Мамины письма я нашла у Веры в старом чемодане. После переезда от нас она его так и не разбирала. «Я побросала туда всякий хлам, поищи там», — сказала Вера, когда я спросила, где могут быть мои детские рисунки, которые я день за днем рисовала для каждой из них.

Письма Веры лежали у мамы на полке с нижним бельем. Моя мама всегда отличалась оригинальностью, но только не по части того, где хранить письма бывшей любовницы. Когда я случайно наткнулась на письма у Веры в чемодане, мне оставалось просто открыть ящик комода.

«Малышка, сейчас я начну писать и сделаю сразу четыре глупые ошибки, ты возненавидишь меня и больше не захочешь встречаться. Зря ты попросила меня писать от руки — в этом случае я не могу прогнать свою писанину через Ворд. О чем тебе рассказать? Я сижу в кабинете, жду пациента, пациент опаздывает, я могла бы пойти пообедать, но вместо этого должна сидеть и ждать — такая у нас работа. А за окном второй час бессмысленно падает снег».

Что я помню о снеге из наших путешествий?

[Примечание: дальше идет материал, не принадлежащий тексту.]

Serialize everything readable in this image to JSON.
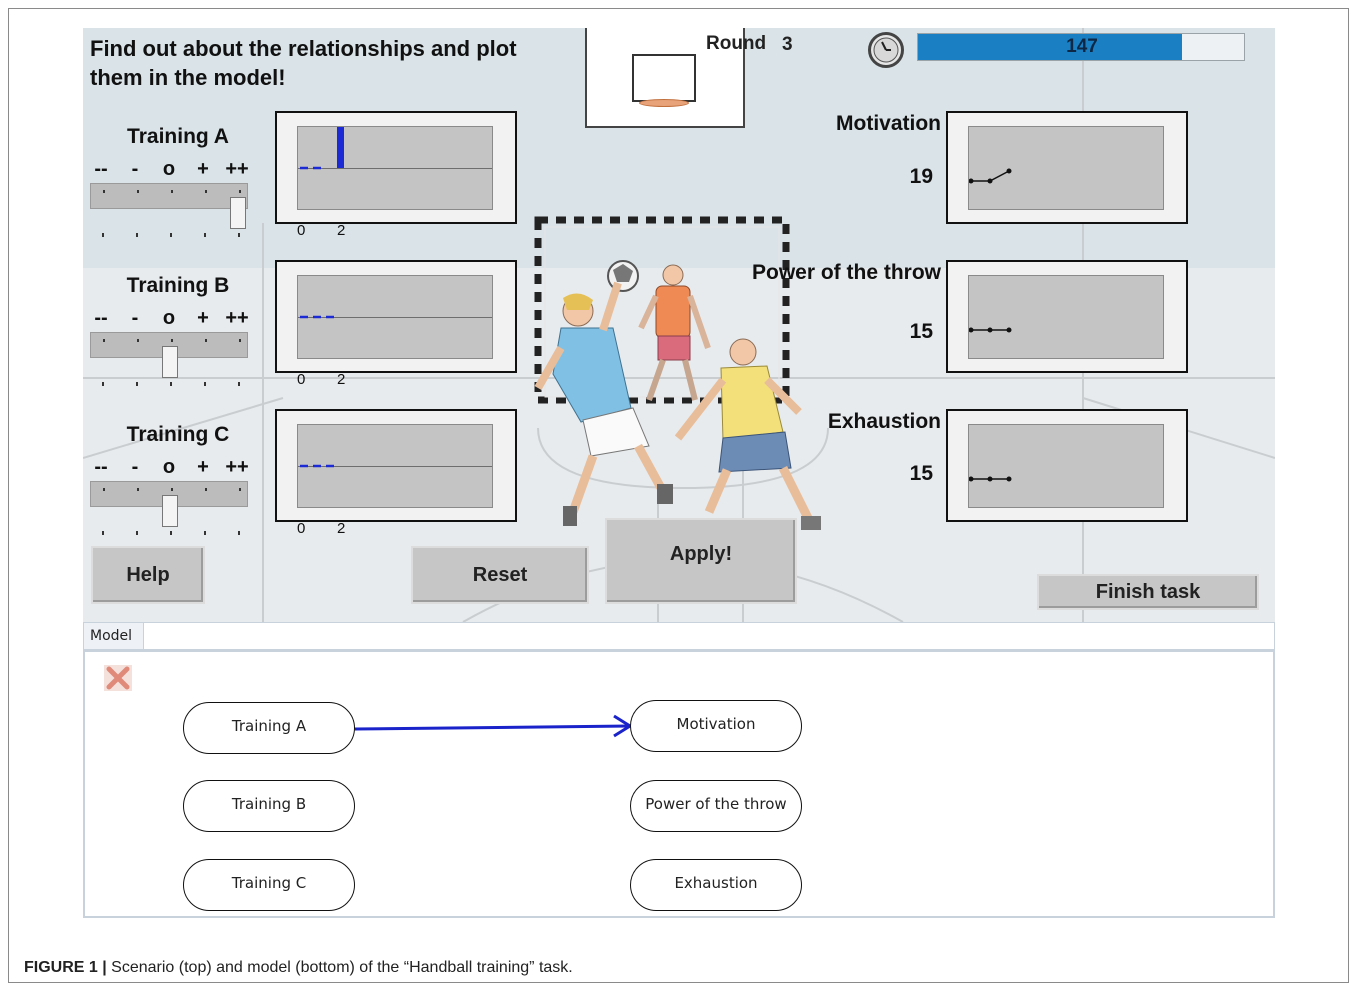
{
  "header": {
    "prompt": "Find out about the relationships and plot them in the model!",
    "round_label": "Round",
    "round_value": "3",
    "timer_value": "147",
    "timer_fraction": 0.81
  },
  "inputs": [
    {
      "title": "Training A",
      "slider_level": "++",
      "history": [
        0,
        0
      ],
      "current_bar": 2
    },
    {
      "title": "Training B",
      "slider_level": "o",
      "history": [
        0,
        0,
        0
      ],
      "current_bar": 0
    },
    {
      "title": "Training C",
      "slider_level": "o",
      "history": [
        0,
        0,
        0
      ],
      "current_bar": 0
    }
  ],
  "scale_labels": [
    "--",
    "-",
    "o",
    "+",
    "++"
  ],
  "axis_labels": [
    "0",
    "2"
  ],
  "outputs": [
    {
      "title": "Motivation",
      "value": "19",
      "history": [
        0,
        0,
        1
      ]
    },
    {
      "title": "Power of the throw",
      "value": "15",
      "history": [
        0,
        0,
        0
      ]
    },
    {
      "title": "Exhaustion",
      "value": "15",
      "history": [
        0,
        0,
        0
      ]
    }
  ],
  "buttons": {
    "help": "Help",
    "reset": "Reset",
    "apply": "Apply!",
    "finish": "Finish task"
  },
  "model": {
    "tab_label": "Model",
    "inputs": [
      "Training A",
      "Training B",
      "Training C"
    ],
    "outputs": [
      "Motivation",
      "Power of the throw",
      "Exhaustion"
    ],
    "edges": [
      {
        "from": "Training A",
        "to": "Motivation"
      }
    ],
    "edge_color": "#1a23c9"
  },
  "caption": {
    "label": "FIGURE 1 |",
    "text": "Scenario (top) and model (bottom) of the “Handball training” task."
  },
  "colors": {
    "timer": "#1b7fc4",
    "input_history": "#1c2ad6",
    "current_bar": "#1c2ad6"
  }
}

Он не всегда был белым. Однажды в Москве я отчаянно любила снег: после полугода в дождливом Лондоне я хотела его съесть, упасть в него, кидать за шиворот и маме в сапоги, я хотела весь этот снег, и весь он был мой.

Мы жили в центре города, и я ложилась в снег, как только мы выходили из дома, иногда он был твердым, как лед, иногда в нем встречались окурки, они проступали, как неведомые растения по весне, и я все время была в придорожной грязи. Потом он стал таять и потек по моим ногам, я прыгала в лужах, и он покрывал меня сизыми брызгами, я бежала на улицу, чтобы увидеть снег, но видела лед, и метровые сосульки, как бороды лесных царей, и глубокие лужи в расщелинах грязных дорог. Если бы я выбирала дом, я выбрала бы иглу. Чистейший снег Монблана был куда мягче и тоньше, чем все мои мысли о нем.

Маме прекрасно удавались снежные пейзажи. Из ее картин я узнала о том, что существуют тысячи оттенков белого: множество теней заставляет белое стать объемным и обрести форму. Мамино белое было таким разноцветным, что тянуло на целую палитру: белое солнечное, белое пасмурное, белое утреннее, белое после полудня, белое под ногами, белое на горизонте, белая кожа возле ключицы, белое запястье, белая тень между лопатками, белое после стирки, белые следы чьих-то проворных лап, белая стена, у которой стою я, и мама говорит: ну не дергайся, пожалуйста, дай мне закончить хотя бы один портрет.

Там, у подножия Монблана, мама нарисовала нас, точнее, наши тени: мы падаем на снег, и как будто нас тянет вверх, к солнцу — меня, маму и Веру, и только одно нас держит на земле — не гравитация, а то, что мы держимся друг за друга. Эта картина называется «Белое объятие». Мама продала ее за четыре тысячи евро там же — на курорте. Вера смертельно обиделась, что мама продала ее, не спросив. Я тоже расстроилась, но потом поняла, что важнее, чем коллекционировать собственные работы, маме было чувствовать свою востребованность. Картину я сфотографировала.

Теперь и она в моем музее воспоминаний.